As we read aloud our statements, I’m suddenly aware of how self-focused and self-promoting such an assignment might become. We listen to independent dreams and glorious self-actualization. We build private kingdoms with our names on the highest building.
But one woman announces that her primary professional goal is collaboration.
Collaborate means to work together towards a common goal. It’s a great verb to think about for a career and a life. While many of us forge ahead with solitary tasks and private ambitions, we forget the power and importance of collaboration. My student recognizes her dependence on other people and other organizations to reach mutually beneficial goals.
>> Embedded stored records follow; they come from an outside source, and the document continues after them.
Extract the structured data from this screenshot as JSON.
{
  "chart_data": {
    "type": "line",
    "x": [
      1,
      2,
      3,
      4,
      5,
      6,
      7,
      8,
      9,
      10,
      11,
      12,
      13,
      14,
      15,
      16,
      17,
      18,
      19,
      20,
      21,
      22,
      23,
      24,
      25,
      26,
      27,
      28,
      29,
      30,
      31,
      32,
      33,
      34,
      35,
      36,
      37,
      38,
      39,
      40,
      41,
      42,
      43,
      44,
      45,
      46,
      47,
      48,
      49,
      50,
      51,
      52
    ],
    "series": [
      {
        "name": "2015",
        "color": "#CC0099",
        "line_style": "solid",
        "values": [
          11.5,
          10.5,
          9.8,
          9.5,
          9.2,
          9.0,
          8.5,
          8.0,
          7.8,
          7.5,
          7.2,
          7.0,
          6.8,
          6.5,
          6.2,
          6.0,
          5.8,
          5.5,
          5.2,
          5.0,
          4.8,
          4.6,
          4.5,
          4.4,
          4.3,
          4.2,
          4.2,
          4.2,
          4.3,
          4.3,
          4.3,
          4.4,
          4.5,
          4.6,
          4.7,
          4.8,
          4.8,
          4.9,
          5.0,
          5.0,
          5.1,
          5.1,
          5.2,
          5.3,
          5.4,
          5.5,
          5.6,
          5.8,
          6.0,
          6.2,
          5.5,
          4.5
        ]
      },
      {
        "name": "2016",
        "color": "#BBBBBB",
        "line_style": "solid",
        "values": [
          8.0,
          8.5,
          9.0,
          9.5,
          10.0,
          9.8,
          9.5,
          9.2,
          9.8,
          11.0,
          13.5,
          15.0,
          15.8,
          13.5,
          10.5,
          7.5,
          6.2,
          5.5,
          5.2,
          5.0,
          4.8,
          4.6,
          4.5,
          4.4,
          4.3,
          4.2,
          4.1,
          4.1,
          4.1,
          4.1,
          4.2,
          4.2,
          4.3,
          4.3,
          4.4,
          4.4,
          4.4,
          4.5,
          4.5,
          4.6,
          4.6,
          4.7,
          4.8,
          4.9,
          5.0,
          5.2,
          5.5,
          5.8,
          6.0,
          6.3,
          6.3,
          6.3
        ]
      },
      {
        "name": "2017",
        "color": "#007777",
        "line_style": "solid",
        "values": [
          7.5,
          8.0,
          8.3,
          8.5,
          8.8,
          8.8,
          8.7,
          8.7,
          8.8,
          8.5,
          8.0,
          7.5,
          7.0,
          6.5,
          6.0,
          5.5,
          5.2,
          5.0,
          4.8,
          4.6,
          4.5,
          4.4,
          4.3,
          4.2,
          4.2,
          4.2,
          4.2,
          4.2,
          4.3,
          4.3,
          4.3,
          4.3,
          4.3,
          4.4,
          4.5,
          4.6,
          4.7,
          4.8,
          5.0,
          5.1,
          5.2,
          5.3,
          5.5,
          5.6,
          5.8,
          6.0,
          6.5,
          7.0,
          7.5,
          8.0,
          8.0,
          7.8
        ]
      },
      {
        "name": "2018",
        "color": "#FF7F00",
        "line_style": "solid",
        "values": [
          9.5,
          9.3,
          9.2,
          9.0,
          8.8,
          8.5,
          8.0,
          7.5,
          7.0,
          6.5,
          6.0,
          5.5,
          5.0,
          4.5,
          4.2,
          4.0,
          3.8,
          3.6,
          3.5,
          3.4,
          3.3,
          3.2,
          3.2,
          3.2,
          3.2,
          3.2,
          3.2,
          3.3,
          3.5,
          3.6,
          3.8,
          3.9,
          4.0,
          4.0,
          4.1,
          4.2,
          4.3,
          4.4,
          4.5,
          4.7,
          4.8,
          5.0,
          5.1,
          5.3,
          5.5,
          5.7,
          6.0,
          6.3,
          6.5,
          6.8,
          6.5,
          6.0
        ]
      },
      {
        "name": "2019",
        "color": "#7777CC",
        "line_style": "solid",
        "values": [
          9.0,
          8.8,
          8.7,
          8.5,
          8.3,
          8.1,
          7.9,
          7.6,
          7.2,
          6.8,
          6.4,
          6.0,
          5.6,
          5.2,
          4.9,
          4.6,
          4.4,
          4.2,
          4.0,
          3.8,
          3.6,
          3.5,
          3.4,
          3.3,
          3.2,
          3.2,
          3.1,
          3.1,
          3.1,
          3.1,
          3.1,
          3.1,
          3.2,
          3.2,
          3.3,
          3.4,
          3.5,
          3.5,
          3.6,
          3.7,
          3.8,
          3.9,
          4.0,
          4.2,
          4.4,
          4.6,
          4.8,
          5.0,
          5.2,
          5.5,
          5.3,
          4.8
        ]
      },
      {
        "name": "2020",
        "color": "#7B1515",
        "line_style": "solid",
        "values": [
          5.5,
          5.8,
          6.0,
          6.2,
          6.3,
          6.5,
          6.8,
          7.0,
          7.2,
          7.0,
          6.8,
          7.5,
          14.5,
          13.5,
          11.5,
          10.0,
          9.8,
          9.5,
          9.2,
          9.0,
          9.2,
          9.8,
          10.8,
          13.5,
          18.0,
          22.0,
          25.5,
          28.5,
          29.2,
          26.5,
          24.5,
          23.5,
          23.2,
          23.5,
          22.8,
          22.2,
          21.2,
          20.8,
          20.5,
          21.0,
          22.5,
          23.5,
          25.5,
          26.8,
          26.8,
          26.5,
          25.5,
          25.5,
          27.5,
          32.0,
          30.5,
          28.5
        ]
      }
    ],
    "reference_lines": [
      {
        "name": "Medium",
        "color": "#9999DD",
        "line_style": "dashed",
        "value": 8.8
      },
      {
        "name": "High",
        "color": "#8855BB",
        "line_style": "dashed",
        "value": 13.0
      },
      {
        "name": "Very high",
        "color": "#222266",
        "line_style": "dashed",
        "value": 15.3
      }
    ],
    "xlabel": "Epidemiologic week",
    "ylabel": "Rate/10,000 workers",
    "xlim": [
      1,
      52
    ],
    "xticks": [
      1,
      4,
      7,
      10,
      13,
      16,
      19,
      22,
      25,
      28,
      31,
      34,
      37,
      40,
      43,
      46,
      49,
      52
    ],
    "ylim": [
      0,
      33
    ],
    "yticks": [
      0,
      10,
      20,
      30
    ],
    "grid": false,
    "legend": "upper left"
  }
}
I start to wonder with whom I might collaborate in my life. Is my personal goal really a communal one? Is my self-focused personal dream really a much larger project involving a system so much bigger than myself? How much more efficient might we become if we collaborate?
That verb challenges me to think about myself as a collaborator and not a solitary agent pushing my own agenda. I know I’d often rather work alone, but surely there is strength, vision, and synergy when I collaborate.
Journal: Sometimes I think I’m too busy trying to make a name for myself to consider the value of collaboration towards shared goals. What people or groups might I collaborate with in my parenting, teaching, writing, and ministry goals?
Colloborate means that someone else might have a better idea than I do. Hmmmm. I'll have to think about that one. 🙂
Everyone should have that.
It's scary to me to think of how unusual it is to choose collaboration as a goal. Even in ministry I find it more common for people to make individual goals. This is a great thing to think about–and even in blogging I wonder how I reach out and promote others that are working to encourage others in similar ways!
Good post – you've got me thinking. I'm not a born collaborator, just the opposite, with good intentions but maybe not the best results. I try to do more than my share which often translates to doing everything myself. How much of this am I doing to help others, and how much to satisfy myself? Questions to ponder!